Cell Painting is a powerful phenotypic high-content screening approach which combines cell and computational biology to unravel cells’ responses when subjected to perturbagens. In this technique, cells are “painted” by labelling different cellular compartments with different fluorescent bio-probes to quantitatively profile multiple phenotypic parameters in order to better understand the effects of chemical compounds, drugs, genes, or other test articles.

Abstract

Advanced three dimensional cell culture techniques have been adopted in many laboratories to better model in vivo tissue by recapitulating multi-cellular architecture and the presence of extracellular matrix features.
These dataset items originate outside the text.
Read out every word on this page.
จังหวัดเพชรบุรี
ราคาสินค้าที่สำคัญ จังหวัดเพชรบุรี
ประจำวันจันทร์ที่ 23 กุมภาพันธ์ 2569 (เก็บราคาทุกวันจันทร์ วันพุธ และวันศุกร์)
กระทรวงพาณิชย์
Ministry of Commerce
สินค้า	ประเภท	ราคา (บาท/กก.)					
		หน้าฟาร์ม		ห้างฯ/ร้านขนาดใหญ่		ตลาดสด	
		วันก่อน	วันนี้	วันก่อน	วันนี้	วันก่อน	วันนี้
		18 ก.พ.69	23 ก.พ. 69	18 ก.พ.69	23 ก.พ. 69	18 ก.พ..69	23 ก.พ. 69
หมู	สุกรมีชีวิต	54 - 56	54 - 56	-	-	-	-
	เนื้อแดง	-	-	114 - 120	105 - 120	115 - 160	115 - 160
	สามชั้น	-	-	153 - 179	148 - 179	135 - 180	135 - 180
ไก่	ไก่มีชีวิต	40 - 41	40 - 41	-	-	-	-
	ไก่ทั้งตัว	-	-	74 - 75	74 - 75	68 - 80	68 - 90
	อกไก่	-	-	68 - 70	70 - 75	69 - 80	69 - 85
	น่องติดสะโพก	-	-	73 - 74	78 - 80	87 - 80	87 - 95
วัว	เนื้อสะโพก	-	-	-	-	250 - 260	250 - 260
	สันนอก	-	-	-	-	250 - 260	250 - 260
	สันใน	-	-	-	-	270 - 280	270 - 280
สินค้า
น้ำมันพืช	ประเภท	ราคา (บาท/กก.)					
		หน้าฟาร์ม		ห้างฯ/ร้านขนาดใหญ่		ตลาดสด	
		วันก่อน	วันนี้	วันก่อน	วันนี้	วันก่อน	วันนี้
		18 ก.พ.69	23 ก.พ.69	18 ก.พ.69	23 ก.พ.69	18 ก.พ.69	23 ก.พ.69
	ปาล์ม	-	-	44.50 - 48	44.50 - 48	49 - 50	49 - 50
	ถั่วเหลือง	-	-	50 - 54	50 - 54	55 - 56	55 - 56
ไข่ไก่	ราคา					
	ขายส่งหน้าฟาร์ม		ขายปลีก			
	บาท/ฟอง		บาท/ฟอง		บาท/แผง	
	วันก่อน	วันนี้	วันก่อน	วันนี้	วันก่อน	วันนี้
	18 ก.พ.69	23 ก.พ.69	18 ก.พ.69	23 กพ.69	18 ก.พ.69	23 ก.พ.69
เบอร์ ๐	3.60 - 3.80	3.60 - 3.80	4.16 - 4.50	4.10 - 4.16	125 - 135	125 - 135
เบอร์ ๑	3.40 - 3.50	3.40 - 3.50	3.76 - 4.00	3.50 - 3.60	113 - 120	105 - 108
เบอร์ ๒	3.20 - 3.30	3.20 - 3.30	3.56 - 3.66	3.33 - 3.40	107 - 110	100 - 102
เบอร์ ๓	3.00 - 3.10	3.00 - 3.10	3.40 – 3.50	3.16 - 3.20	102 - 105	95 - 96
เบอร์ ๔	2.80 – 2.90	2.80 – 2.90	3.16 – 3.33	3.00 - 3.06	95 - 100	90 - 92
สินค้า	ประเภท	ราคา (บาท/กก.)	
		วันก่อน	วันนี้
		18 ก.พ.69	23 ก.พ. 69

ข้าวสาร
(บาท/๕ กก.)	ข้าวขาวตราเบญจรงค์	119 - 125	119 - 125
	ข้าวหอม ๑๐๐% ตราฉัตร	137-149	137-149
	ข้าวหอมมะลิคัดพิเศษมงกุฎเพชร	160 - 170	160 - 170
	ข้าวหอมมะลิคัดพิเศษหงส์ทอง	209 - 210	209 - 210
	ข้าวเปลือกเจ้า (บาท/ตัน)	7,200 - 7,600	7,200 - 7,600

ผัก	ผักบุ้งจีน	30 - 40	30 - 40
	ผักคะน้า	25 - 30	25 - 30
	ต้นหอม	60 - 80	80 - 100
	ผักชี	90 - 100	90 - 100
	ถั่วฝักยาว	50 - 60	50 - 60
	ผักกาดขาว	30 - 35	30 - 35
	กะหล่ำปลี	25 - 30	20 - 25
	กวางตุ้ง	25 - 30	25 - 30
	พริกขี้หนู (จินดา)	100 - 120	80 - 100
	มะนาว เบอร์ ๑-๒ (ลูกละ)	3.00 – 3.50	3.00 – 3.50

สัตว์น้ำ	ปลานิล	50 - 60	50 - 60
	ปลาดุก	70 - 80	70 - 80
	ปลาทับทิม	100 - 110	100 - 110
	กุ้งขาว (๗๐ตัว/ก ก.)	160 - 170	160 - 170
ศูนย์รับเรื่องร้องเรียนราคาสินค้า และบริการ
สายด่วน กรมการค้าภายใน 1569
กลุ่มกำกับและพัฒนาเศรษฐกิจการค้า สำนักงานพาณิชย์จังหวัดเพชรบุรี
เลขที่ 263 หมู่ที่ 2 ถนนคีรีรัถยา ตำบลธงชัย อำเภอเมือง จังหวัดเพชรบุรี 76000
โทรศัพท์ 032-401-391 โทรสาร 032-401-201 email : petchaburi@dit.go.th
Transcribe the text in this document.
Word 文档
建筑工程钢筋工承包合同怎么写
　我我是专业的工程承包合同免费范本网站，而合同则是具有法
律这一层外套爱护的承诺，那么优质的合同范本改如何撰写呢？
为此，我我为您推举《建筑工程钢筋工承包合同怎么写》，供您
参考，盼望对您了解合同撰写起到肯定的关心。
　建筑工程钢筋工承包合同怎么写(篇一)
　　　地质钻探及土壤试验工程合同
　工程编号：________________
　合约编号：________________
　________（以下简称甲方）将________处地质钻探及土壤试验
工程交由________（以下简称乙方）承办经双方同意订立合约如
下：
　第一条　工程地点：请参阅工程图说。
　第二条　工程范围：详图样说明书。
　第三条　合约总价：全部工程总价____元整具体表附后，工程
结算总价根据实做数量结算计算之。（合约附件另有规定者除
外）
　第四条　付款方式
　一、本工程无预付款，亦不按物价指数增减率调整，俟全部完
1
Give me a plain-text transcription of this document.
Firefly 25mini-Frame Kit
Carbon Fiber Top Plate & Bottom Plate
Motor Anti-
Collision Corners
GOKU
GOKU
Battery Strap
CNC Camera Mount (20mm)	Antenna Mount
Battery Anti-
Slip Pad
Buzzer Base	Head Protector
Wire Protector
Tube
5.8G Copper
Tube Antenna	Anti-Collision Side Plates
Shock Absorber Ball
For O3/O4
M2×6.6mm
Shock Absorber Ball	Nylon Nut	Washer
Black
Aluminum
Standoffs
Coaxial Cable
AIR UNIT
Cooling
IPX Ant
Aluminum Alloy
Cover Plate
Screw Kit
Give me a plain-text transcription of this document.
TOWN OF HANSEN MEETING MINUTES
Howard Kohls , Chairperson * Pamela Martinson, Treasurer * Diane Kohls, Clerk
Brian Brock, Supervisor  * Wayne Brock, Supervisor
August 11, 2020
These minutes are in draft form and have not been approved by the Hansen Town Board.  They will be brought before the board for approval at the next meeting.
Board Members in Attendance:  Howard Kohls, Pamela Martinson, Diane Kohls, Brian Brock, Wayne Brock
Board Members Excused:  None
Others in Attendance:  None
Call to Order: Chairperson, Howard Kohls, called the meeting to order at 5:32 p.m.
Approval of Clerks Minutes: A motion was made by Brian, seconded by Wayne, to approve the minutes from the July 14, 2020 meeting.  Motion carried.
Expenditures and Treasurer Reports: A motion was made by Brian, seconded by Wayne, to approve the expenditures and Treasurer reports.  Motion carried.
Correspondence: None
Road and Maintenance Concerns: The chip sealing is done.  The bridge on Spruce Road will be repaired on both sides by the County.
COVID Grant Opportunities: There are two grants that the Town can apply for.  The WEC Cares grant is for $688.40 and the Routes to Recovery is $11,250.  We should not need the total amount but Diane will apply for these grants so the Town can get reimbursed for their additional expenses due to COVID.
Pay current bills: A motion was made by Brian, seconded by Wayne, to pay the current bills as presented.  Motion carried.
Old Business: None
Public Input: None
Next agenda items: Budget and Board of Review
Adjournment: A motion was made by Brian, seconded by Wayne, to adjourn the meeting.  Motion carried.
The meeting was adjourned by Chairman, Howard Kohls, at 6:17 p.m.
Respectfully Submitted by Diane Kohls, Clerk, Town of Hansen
We describe here a workflow for cell painting-based phenotypic screening in 3D cell cultures by using high throughput bioprinting with high content confocal imaging and machine learning. By combining the high throughput bioprinter RASTRUM™ with the Operetta CLS high-content analysis platform and customised machine learning algorithms, we demonstrate the utility of the protocol in 3D synthetic hydrogel cultures with brain cancer (U87MG) cells.

To establish and validate the workflow, we treated the bioprinted 3D brain cancer cultures with either the histone deacetylase inhibitor panobinostat or the tubulin-targeting chemotherapy drug paclitaxel. Both drugs readily entered the encapsulated U87MG networks and markedly altered cell proliferation and morphology. Following staining with the PhenoVue™ cell painting dyes, three-channel 1 mm³ stacks (1.8 x 1.8 x 0.3 mm) were captured at 20x magnification, followed by post hoc feature extraction using the inbuilt Harmony software, and python-based analysis of the high dimensional data set.

The dimensionality reduction algorithms reliably identified and separated each compound in a concentration-dependent manner from each other and vehicle controls. Through our validation experiment we demonstrate the full compatibility of the bioprinted 3D cell cultures with high content image-based in vitro assays. The efficiency of the workflow, minimal protocol modifications, and applicability of an established phenotypic screening process, demonstrates that advanced encapsulated 3D cell cultures can be used in 2D cell culture screening workflows, while providing a more holistic view on cell biology to increase the predictability to in vivo drug response.